The index tabulates statistics that reveal a nation’s well-being. The index, for example, measures life expectancy, standard of living, literacy rate and the number of school-aged children being educated. Out of 179 countries measured the DRC ranks 177
th
; a ranking for a country with a population of over 65 million. Life expectancy in the DRC is just 46 years. Only 33 percent of school-aged children are enrolled in some type of school. While the GDP hovers around $300 US dollars, per person, per year.

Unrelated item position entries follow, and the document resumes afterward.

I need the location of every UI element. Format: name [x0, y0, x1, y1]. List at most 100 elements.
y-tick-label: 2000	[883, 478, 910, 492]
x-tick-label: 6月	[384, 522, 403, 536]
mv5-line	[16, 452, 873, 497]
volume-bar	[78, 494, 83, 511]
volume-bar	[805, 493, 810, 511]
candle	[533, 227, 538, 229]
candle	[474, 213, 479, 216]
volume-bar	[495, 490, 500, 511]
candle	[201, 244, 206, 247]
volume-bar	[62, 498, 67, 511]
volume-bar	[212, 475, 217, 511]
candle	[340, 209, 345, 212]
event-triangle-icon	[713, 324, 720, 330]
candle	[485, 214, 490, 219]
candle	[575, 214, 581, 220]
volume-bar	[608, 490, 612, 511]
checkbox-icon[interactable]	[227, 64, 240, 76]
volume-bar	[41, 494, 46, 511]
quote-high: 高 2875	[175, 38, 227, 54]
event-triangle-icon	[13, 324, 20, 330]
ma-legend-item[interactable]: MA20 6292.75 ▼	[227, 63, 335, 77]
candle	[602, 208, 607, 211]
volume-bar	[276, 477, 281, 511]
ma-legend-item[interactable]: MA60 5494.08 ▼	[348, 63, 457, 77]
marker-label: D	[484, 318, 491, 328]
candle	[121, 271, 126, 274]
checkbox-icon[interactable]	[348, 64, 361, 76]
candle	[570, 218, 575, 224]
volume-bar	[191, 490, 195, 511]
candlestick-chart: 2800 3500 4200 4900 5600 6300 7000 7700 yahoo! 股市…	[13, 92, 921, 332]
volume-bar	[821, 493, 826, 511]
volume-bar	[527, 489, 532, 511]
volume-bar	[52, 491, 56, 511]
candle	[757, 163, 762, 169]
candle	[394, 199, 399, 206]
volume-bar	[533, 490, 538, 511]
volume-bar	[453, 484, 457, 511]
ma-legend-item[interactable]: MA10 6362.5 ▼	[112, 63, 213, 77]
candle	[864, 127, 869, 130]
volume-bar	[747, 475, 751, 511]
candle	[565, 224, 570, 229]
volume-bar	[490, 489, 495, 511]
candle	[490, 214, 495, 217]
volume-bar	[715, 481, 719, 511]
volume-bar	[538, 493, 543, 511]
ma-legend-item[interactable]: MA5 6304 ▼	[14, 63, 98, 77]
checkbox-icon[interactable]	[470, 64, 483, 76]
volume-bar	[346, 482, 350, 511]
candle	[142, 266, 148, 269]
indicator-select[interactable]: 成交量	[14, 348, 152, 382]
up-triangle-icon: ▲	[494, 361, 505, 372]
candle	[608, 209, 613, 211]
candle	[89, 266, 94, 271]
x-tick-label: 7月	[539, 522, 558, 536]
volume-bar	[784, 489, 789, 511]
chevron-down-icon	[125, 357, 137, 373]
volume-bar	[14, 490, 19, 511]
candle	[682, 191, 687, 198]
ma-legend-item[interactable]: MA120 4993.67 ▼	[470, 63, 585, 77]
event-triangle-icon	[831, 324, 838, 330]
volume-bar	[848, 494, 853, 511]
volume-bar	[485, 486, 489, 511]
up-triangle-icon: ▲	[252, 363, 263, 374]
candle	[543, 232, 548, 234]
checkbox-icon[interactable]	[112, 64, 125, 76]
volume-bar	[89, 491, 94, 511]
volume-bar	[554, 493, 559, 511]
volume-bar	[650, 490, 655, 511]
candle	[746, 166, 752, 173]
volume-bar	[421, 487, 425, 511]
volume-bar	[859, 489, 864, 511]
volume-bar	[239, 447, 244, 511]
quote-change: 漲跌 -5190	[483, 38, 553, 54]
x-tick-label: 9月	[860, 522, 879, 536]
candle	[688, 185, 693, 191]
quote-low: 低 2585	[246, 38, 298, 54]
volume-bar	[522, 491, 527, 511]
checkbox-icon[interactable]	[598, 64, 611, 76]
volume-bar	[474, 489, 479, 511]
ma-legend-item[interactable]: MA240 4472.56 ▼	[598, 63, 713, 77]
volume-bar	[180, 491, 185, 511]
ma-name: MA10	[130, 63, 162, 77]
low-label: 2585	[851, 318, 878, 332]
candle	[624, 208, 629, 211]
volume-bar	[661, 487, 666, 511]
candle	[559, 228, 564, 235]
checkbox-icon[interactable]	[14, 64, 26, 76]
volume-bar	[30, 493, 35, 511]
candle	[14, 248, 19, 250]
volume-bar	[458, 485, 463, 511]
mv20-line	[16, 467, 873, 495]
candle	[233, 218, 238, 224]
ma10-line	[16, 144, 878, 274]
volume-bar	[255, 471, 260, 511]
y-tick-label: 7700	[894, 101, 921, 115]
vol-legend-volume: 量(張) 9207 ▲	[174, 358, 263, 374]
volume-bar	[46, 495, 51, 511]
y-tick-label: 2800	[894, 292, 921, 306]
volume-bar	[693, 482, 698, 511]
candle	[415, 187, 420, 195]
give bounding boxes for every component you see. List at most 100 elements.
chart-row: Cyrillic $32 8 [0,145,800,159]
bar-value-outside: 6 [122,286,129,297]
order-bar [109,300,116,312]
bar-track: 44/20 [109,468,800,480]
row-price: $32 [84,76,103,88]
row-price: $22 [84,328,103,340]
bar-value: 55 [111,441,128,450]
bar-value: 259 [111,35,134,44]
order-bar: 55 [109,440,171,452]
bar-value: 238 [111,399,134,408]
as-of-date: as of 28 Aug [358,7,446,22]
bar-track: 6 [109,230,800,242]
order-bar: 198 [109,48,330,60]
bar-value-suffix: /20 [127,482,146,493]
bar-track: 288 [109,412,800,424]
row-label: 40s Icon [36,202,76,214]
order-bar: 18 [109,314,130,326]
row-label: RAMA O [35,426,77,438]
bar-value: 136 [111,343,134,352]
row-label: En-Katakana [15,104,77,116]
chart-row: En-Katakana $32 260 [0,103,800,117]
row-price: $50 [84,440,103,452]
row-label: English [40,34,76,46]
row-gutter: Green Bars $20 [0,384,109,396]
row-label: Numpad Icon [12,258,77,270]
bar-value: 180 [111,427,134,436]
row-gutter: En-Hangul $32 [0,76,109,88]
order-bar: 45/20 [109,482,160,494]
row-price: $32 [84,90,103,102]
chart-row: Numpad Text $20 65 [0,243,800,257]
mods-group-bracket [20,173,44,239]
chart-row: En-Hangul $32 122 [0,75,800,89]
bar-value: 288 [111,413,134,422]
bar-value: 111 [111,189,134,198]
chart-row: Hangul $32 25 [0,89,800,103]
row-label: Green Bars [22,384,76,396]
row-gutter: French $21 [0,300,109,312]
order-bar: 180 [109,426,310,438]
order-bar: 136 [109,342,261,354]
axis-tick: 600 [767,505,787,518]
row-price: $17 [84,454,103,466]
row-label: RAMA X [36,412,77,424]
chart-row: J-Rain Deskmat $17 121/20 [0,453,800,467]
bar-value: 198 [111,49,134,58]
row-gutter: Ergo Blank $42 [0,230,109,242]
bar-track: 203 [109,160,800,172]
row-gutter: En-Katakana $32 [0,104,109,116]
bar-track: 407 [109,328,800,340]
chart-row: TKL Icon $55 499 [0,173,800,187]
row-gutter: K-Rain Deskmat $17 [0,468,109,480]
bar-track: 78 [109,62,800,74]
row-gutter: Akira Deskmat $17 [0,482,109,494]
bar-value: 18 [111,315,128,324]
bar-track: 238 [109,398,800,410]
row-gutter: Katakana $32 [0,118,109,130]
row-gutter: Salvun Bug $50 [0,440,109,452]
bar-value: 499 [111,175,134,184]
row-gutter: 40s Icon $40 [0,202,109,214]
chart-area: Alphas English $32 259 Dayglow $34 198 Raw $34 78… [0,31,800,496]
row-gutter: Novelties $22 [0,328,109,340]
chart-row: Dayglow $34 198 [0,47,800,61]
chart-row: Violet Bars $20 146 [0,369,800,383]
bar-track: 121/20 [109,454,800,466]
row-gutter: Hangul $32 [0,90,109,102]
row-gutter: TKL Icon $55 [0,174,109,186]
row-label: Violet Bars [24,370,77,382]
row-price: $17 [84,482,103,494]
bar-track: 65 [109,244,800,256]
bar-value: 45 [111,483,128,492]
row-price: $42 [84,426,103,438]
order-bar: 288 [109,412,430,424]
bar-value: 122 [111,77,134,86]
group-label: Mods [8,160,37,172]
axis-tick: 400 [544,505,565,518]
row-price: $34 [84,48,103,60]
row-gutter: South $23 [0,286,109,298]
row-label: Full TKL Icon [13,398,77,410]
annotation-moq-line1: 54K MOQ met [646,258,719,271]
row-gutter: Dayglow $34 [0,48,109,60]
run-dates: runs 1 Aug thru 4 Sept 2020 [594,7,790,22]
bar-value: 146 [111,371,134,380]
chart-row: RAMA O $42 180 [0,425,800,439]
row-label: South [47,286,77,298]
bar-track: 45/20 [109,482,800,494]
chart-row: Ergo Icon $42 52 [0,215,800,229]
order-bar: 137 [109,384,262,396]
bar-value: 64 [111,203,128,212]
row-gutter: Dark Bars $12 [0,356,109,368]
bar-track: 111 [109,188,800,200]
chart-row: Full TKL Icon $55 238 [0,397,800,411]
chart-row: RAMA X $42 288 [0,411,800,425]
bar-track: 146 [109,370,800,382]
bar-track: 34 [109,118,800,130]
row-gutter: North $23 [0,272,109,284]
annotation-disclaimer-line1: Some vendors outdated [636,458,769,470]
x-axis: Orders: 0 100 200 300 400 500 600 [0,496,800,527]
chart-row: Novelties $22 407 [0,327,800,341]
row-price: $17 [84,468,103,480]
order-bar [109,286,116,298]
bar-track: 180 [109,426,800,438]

            Resource wars in Africa that shed the blood of millions is not a new African phenomenon by any measure. But what makes Africa’s PlayStation War so insidious is how it fueled some of the West’s greatest technological revolutions: The advent of the cell phone, the lap top, the world’s most popular game console, the PlayStation, and many other personal electronics. Because at the height of the war, the resource that was most treasured was
coltan
, a shiny black metallic ore needed to make these devices. After it is refined, coltan becomes a bluish-gray powder called
tantalum
, which is defined as a transition metal. One that is resistant to extreme heat. Tantalum powder thus can hold a high electric charge, making it a good ingredient for capacitors, which control the flow of electrical currents inside miniature circuit boards. And these miniature circuit boards have one tremendous and significant application: to satisfy the West’s insatiable appetite for personal technology. But tantalum is also necessary for the US military to wage war. It’s needed to manufacture jet engines for the F-series and other jet fighters; missiles and satellites are also on coltan and tantalum's resumes.

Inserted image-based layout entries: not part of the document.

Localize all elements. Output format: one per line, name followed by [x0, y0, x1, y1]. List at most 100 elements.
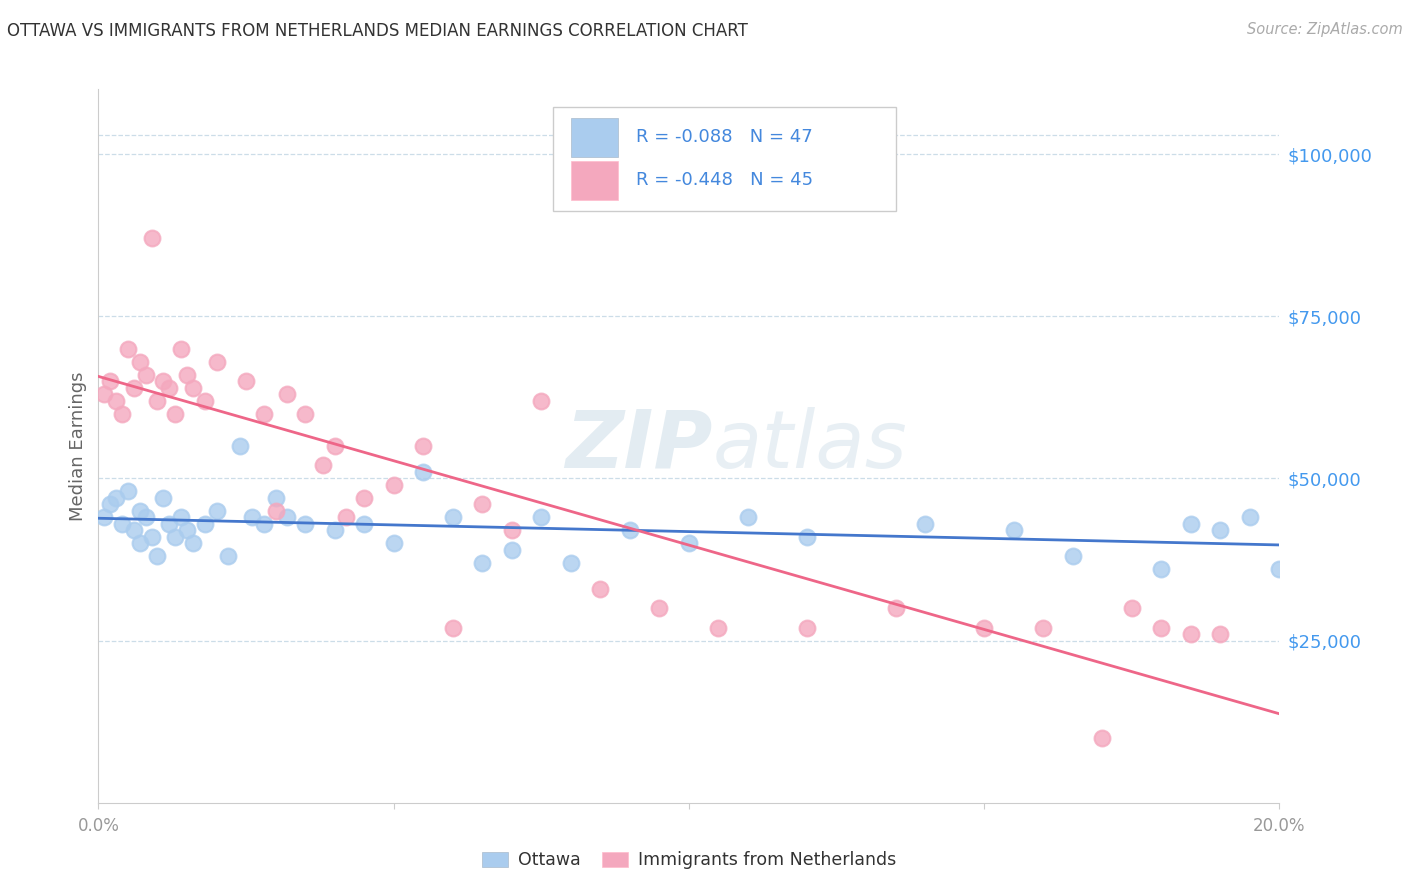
Point	[217, 549, 239, 564]
Point	[619, 524, 641, 538]
Point	[796, 621, 818, 635]
Point	[157, 381, 180, 395]
Point	[412, 439, 434, 453]
Text: ZIP: ZIP	[565, 407, 713, 485]
Point	[796, 530, 818, 544]
Point	[146, 393, 169, 408]
Point	[530, 393, 553, 408]
Point	[1062, 549, 1084, 564]
Point	[235, 374, 257, 388]
Point	[98, 374, 121, 388]
Point	[737, 510, 759, 524]
Point	[973, 621, 995, 635]
Point	[141, 530, 163, 544]
Point	[678, 536, 700, 550]
Point	[170, 510, 193, 524]
Point	[1180, 516, 1202, 531]
Point	[353, 491, 375, 505]
Point	[117, 484, 139, 499]
FancyBboxPatch shape	[553, 107, 896, 211]
Point	[441, 510, 464, 524]
Point	[323, 439, 346, 453]
Point	[170, 342, 193, 356]
Point	[253, 407, 276, 421]
Point	[312, 458, 335, 473]
Point	[152, 491, 174, 505]
Point	[253, 516, 276, 531]
Point	[382, 536, 405, 550]
Point	[648, 601, 671, 615]
Point	[1091, 731, 1114, 745]
Legend: Ottawa, Immigrants from Netherlands: Ottawa, Immigrants from Netherlands	[475, 845, 903, 876]
Point	[884, 601, 907, 615]
FancyBboxPatch shape	[571, 161, 619, 200]
Point	[471, 556, 494, 570]
Point	[181, 381, 204, 395]
Point	[181, 536, 204, 550]
Point	[105, 393, 128, 408]
Point	[382, 478, 405, 492]
Point	[141, 231, 163, 245]
Point	[1121, 601, 1143, 615]
Point	[501, 524, 523, 538]
Point	[240, 510, 263, 524]
Point	[128, 536, 150, 550]
Point	[294, 516, 316, 531]
Point	[589, 582, 612, 596]
Point	[152, 374, 174, 388]
Point	[135, 510, 157, 524]
Point	[1209, 627, 1232, 641]
Point	[323, 524, 346, 538]
Point	[264, 491, 287, 505]
Point	[111, 516, 134, 531]
Point	[194, 393, 217, 408]
Point	[176, 368, 198, 382]
Point	[157, 516, 180, 531]
Point	[353, 516, 375, 531]
Y-axis label: Median Earnings: Median Earnings	[69, 371, 87, 521]
Text: R = -0.088   N = 47: R = -0.088 N = 47	[636, 128, 813, 146]
Point	[128, 504, 150, 518]
Text: OTTAWA VS IMMIGRANTS FROM NETHERLANDS MEDIAN EARNINGS CORRELATION CHART: OTTAWA VS IMMIGRANTS FROM NETHERLANDS ME…	[7, 22, 748, 40]
Point	[914, 516, 936, 531]
Point	[707, 621, 730, 635]
Point	[441, 621, 464, 635]
Text: Source: ZipAtlas.com: Source: ZipAtlas.com	[1247, 22, 1403, 37]
Point	[98, 497, 121, 511]
Point	[205, 504, 228, 518]
Point	[93, 387, 115, 401]
Point	[276, 510, 298, 524]
Point	[1180, 627, 1202, 641]
Point	[1002, 524, 1025, 538]
Point	[501, 542, 523, 557]
Point	[111, 407, 134, 421]
Text: atlas: atlas	[713, 407, 907, 485]
Point	[165, 530, 187, 544]
Point	[530, 510, 553, 524]
Point	[205, 354, 228, 368]
Point	[93, 510, 115, 524]
Point	[560, 556, 582, 570]
Point	[276, 387, 298, 401]
Point	[117, 342, 139, 356]
Point	[128, 354, 150, 368]
Point	[105, 491, 128, 505]
Point	[335, 510, 357, 524]
Point	[229, 439, 252, 453]
FancyBboxPatch shape	[571, 118, 619, 157]
Point	[1032, 621, 1054, 635]
Point	[1150, 562, 1173, 576]
Point	[264, 504, 287, 518]
Point	[165, 407, 187, 421]
Point	[1150, 621, 1173, 635]
Point	[146, 549, 169, 564]
Point	[1268, 562, 1291, 576]
Point	[176, 524, 198, 538]
Text: R = -0.448   N = 45: R = -0.448 N = 45	[636, 171, 813, 189]
Point	[135, 368, 157, 382]
Point	[1209, 524, 1232, 538]
Point	[412, 465, 434, 479]
Point	[122, 381, 145, 395]
Point	[1239, 510, 1261, 524]
Point	[294, 407, 316, 421]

            It was bad enough two nations and a bunch of rag-tag African militias were stealing coltan from a nation in desperate need of revenue, but then the UN discovered that Rwandan and Ugandan troops and their supported rebels were utilizing Congolese prisoners-of-war and children to mine for the “black gold.” The following quote would be the verbal tag that helped inspire the name the PlayStation War.

            “Kids in Congo were being sent down mines to die so that kids in Europe and America could kill imaginary aliens in their living rooms,” said British politician Oona King to the
Independent
during the later stage of the conflict. King was a Member of Parliament from 1997 to 2005.

            Also taking notice of the PlayStation War and trying to do something about it was a London-based, non-government office called
Rights and Accountability in Development
(RAID). RAID, however, did not take on the African militias or armies; focusing instead on the 100-plus Western-based mining companies that continued to work in the DRC, or purchase minerals and metals allegedly stolen from the DRC, as the war raged. RAID accused these companies, such as Eagle Wings Resources International of Ohio, Cabot Corporation of Boston, Mass., and Chemie Pharmacie Holland of the Netherlands, with having stealing millions of dollars worth of resources out of the DRC, or made millions processing stolen resources from the DRC, namely coltan.